Fe, N co-doped amorphous carbon as efficient electrode materials for fast and stable Na/K-storage

Abstract Carbonaceous materials are considered as one of the potential and advantageous electrode materials in both sodium ion batteries (SIBs) and potassium ion batteries (PIBs) on account of their good conductivity and excellent chemical stability. Nevertheless, the problems of poor storage capability for sodium/potassium and unsatisfactory rate capability for carbon materials have to be solved urgently. It is imperative to combine multiple methods to achieve effectively improvement performance of carbonaceous electrode materials. Herein, by rational designing, Fe, N co-doped amorphous carbon materials (Fe-N/C) are successfully prepared by calcining Fe-doped precursor Fe-Zeolitic imidazolate framework (ZIF-8).
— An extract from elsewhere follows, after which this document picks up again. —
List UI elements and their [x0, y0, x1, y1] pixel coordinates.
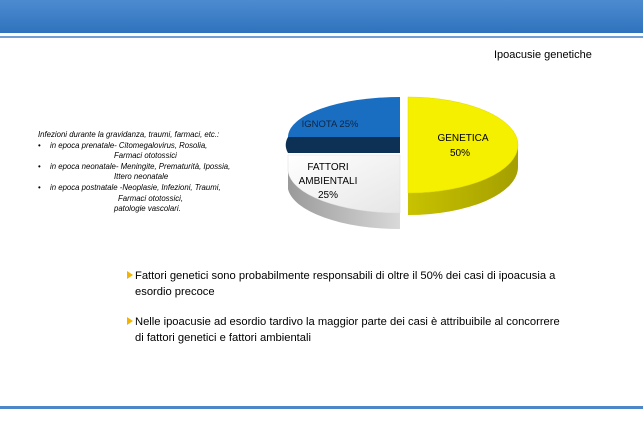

The experimental results show that singly dispersed iron atoms can function as catalyst to promote the dynamics of electrode materials, and N-doping enhances the electrical conductivity and increases active sites. Benefitting from the synergistic interaction of various modification methods, the Fe, N co-doped amorphous carbon electrode delivers a high reversible specific capacity of 215.9 and 158.6 mAh g−1 at 500 mA g−1 after 1000 cycles for SIBs and PIBs, respectively. Density functional theory calculation (DFT) shows that the Fe doped is energetically favorable for Na/K ions adsorption and favorable to the promote the sodium and potassium storage.